Home Front(41)



When the phone was free, Tami stepped forward and made her call. As Jolene listened to the singsong sound of her friend’s voice, she tapped her foot impatiently, flicked her fingers against the rough fabric of her pants, and then, finally, it was her turn. Tami hung up, and Jolene lurched forward, picked up the old-fashioned receiver, hot from so many hands, and called home.

Betsy answered, said “Hello?” and then yelled, “It’s Mom.”

Jolene leaned against the sun-warmed side of the building, trying to ignore the line of soldiers behind her, but it was impossible. She could hear them moving around, talking, laughing. “Hey, Bets. How’s your week been? I’m sorry I couldn’t call yesterday. They had us busy all day and night.”

Betsy launched into a breathless story about a trauma at school. Apparently Betsy had been chosen last for volleyball teams in PE. Sierra and Zoe had been behind the humiliation, had pointed and laughed until Betsy screamed at them to shut up and then received detention for her outburst. “Me! I got detention and it was all their fault. Can you call my PE teacher and get me out of it?”

Jolene had ten minutes on the phone, and Betsy had already used up six of those minutes telling her story. “Oh, honey, I can’t do that, but if you—”

“I get it. You’re too busy. Don’t worry about it, Mom. Lulu! Your turn!”

“Don’t be that way, Betsy,” Jolene said, her guilt surfacing again. “We get so little time to talk.”

“Obviously.”

“I’ll write you an e-mail as soon as I can, okay?”

“Like I said, Mom, don’t worry about it. I don’t need you. Here’s Lulu.”

“Betsy. I love you.”

There was only breathing on the other end; then Lulu was on the phone, sounding like a mouse on helium. At the end of a story about something she made for Jolene out of macaroni and string, Lulu said, “I want you to read me a story tonight.”

“I can’t, baby.”

Lulu burst into tears. “Daddy, she’s not coming home yet…”

“Hey, Jo,” Michael said a second later, sounding as tired as she suddenly felt.

“Lulu didn’t say good-bye or ‘I love you.’”

“She’s upset, Jo. She’ll be fine. How are you?”

Jolene had been on the phone eleven minutes. The soldiers behind her were starting to get restless. “Is she having nightmares again? Because if she is, she needs her yellow blanket and her pink ribbon.”

“Come on, Jo. Did you think the girls would say good-bye to their mother, watch her march off to war, and be fine?”

Behind her someone yelled out, “Come on, ma’am. We all have families.”

There was so much she wanted to say and no time to say it. Michael’s silence gnawed at her nerves. “I’ll write Betsy an e-mail tonight. Can you make sure she reads it before school?”

“Sure. So, your time’s up now?”

“It is.”

“Great talk, Jo,” he said in a voice she could barely hear.

She whispered “Good-bye,” and hung up the phone. Another soldier moved in next to her, picked up the receiver.

Jolene backed away; she felt Tami coming up beside her. They began the walk back to their barracks.

“Betsy spent ten minutes telling me about her day and asking if I’d call her teacher to get her out of detention,” Jolene said.

Tami laughed quietly. “So we go off to war and motherhood pretty much stays the same. And Michael?”

“He asked me why I thought the girls would be fine after I went off to war.”

“We’re not even at war.”

Jolene sighed. “How’s Seth?”

“He loves me and misses me and he’s proud of me. At least that’s what he says. According to Carl, he isn’t sleeping and he unplugged his Xbox and won’t play video games anymore—he doesn’t want to see cartoon people getting blown up. And when I think of how many times I told him to get off that idiot box…”
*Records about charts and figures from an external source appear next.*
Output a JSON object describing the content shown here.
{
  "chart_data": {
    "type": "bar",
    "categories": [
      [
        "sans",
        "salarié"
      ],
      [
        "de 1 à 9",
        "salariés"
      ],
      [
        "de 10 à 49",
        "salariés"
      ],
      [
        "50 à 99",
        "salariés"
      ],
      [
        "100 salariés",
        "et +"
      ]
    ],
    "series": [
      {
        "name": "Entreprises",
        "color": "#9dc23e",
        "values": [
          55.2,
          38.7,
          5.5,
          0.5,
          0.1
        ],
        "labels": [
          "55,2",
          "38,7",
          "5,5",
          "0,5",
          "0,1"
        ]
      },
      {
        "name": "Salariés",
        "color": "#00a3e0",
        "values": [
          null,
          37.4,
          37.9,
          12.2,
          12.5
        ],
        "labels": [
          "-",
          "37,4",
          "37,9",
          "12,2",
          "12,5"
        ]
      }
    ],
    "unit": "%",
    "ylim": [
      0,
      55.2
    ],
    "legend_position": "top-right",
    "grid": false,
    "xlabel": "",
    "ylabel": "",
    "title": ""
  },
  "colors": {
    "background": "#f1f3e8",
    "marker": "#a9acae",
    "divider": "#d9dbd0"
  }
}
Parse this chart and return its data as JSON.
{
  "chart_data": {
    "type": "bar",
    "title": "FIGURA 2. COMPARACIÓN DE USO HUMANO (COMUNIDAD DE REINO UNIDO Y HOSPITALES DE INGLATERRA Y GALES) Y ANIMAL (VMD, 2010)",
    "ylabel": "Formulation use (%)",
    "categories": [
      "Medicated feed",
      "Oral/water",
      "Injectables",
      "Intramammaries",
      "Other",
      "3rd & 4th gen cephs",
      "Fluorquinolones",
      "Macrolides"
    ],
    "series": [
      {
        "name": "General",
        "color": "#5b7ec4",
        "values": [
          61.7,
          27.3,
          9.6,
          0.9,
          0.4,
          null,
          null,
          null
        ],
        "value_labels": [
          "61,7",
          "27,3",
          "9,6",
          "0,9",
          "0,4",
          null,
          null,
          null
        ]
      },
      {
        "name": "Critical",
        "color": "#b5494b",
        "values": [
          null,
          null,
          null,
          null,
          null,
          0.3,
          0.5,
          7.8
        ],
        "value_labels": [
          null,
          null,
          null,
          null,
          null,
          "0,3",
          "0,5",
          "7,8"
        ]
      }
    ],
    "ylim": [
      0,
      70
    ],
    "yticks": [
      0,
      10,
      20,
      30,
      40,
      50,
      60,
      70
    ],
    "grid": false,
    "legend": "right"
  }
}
“How are we going to get through this?” Jolene asked quietly.

Tami had no answer for that. At their barracks, they grabbed their dopp kits and headed for the showers. Afterward, they walked over to the dining facilities—DFAC—and sat down with several of the members of Charlie Company, including Jamie and Smitty. They were surrounded by the smell of gravy that had been on a burner too long and sweet corn cooked down to mush. The drone of soldiers’ voices was like a jet engine.

Smitty was shoveling creamed corn into his mouth at an alarming rate, talking at the same time about the rifle range. Jamie stared down at his food, poking the meatloaf with his fork. He seemed far away from all of them, and Jolene understood his distance.

“We need to get our heads in the game, Jo,” Tami said. “We’re soldiers first now. That’s the way it has to be or…”

“We’ll die,” Jolene said softly. She knew Tami was right; she’d thought the same thing several times. No doubt it was what occupied Jamie’s thoughts now, too. The point of war games was, ultimately, war. Jolene needed to put her feelings for her family in a compartment and hide it away. “I don’t know how to stop missing them. I feel guilty all the time. I keep thinking that if I can say just the right thing on the phone, we’ll all be okay.”